HOŞGELDİNİZ! BUGÜN 31 EKİM 2025, CUMA

KOKOREÇ SİVAS’TA BONCUK USTADA YENİR

Ailece tam bir Kokoreç sevdalısı olduklarını belirten Kazım Demirel; "En son kızımla Gemlik'te Kokoreç yedik. Fiyatı hayli bir yüksek ve kalite yok derece idi. Sivas'ta tesadüfen denk geldiğimiz Boncuk Mehmet Usta'nın Kokoreci hem lezzet hem fiyat olarak muhteşemdi" diyerek teşekkürlerini sundu.
 
05.04.2023 13:58
KOKOREÇ SİVAS’TA BONCUK USTADA YENİR
KOKOREÇ SİVAS’TA BONCUK USTADA YENİR
Kokoreç güzeldir, lezzetlidir ama bir zorunluluğu vardır, iyisini bulmak gerekir. Onun da birinci şartı, süt kuzusundan yapılması ve taze olmasıdır… İçinde bulunduğumuz nisan ayında süt kuzusundan kokoreç bulma şansı daha yüksek, eğer bulabiliyorsanız, aradaki lezzet farkını muhakkak hissedecek, "daha önce yediklerim neymiş ki?!" diye kendinize soracaksınız…

Kokoreç deyip geçmemek gerek. Çünkü püf noktaları kuzu ile sınırlı değil. Daha birçok ritüeli, ince ayrıntısı vardır. Sivas'ta yaptığımız gezi sırasında işite böyle ince ayrıntıya sahip Kokoreç Ustası Mehmet Alıcı namı diğer Boncuk Usta ile karşılaştık. Sivas merkez Atatürk Caddesi Şehit Gazeteci İsmail Güneş Bulvarı başında yer alan OPET İstasyonu girişinde Kokoreç tezgahı bulunan Boncuk Mehmet Usta, her kendi mandırasında her şeyini kendi elleri ile yaptığı yarım ekmek Kokoreci 30 TL'den muhteşem bir lezzetle sunuyor.



KENDİ BEĞENMEDİĞİMDEN KAZANDIĞIM PARAYI ÇOCUKLARIMA YEDİRMEM

Kokorecin Ustası Boncuk Mehmet, her sabah kendi mandırasına giderek kendi ellerinle hazırlayarak müşterilerine sunduğunu ifade ederek; "Kendi beğenmediğimden kazandığım parayı çocuklarıma yedirmem. Günlük hazırlayıp her akşam müşterilerime sunuyorum. Biz helal ekmeğin peşindeyiz. En iyi hizmeti sunup, en iyisini yaparak evlatlarımı kazandığım ekmek parasını götürüyorum" dedi.
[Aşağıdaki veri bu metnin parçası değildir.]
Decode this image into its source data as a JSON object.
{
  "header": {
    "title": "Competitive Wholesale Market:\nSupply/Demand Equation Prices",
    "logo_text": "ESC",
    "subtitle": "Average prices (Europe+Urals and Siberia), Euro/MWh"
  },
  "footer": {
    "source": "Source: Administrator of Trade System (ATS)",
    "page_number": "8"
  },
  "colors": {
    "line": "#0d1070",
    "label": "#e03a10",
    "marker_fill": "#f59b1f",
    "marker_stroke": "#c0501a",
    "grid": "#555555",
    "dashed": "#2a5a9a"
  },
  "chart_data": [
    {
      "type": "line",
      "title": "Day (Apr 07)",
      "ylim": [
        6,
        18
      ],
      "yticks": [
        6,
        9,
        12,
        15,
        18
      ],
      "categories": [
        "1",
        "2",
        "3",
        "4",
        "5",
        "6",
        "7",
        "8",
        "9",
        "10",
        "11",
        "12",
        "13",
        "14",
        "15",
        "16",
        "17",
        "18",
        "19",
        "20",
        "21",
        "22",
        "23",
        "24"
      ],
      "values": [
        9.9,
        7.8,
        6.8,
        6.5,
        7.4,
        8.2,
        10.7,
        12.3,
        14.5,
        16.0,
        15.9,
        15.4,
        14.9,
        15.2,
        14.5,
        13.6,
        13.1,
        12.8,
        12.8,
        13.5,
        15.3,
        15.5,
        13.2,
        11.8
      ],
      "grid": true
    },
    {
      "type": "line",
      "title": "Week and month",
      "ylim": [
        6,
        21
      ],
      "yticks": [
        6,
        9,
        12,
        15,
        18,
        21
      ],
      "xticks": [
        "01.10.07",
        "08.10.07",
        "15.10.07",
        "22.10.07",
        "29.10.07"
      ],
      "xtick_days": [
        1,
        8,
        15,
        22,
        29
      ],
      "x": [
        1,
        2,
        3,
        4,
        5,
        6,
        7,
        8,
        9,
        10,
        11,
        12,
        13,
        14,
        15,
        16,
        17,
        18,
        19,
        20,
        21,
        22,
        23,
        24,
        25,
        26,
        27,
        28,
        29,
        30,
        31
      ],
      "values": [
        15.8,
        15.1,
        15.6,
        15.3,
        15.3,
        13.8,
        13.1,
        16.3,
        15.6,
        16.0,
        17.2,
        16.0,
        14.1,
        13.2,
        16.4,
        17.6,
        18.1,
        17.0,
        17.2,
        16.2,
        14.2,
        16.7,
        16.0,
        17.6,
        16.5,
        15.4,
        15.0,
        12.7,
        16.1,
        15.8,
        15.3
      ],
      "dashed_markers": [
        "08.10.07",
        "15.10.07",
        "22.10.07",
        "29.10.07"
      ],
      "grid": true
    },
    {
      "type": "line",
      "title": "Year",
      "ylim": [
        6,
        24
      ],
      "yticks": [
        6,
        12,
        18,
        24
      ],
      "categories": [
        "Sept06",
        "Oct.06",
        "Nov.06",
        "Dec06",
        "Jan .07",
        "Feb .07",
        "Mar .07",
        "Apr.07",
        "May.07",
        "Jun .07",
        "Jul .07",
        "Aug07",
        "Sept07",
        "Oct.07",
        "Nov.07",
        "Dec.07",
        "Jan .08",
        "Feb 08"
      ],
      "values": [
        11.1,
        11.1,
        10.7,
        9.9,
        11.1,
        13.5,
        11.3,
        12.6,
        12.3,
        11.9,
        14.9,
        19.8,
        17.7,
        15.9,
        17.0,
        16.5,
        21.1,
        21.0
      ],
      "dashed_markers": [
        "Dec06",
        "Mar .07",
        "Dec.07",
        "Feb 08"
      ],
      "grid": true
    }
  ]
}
KAZIM DEMİREL: "BÖYLE LEZZETLİSİNİ YEMEDİK"

Ailece tam bir Kokoreç sevdalısı olduklarını belirten Kazım Demirel; "En son kızımla Gemlik'te Kokoreç yedik. Fiyatı hayli bir yüksek ve kalite yok derece idi. Sivas'ta tesadüfen denk geldiğimiz Boncuk Mehmet Usta'nın Kokoreci hem lezzet hem fiyat olarak muhteşemdi" diyerek teşekkürlerini sundu.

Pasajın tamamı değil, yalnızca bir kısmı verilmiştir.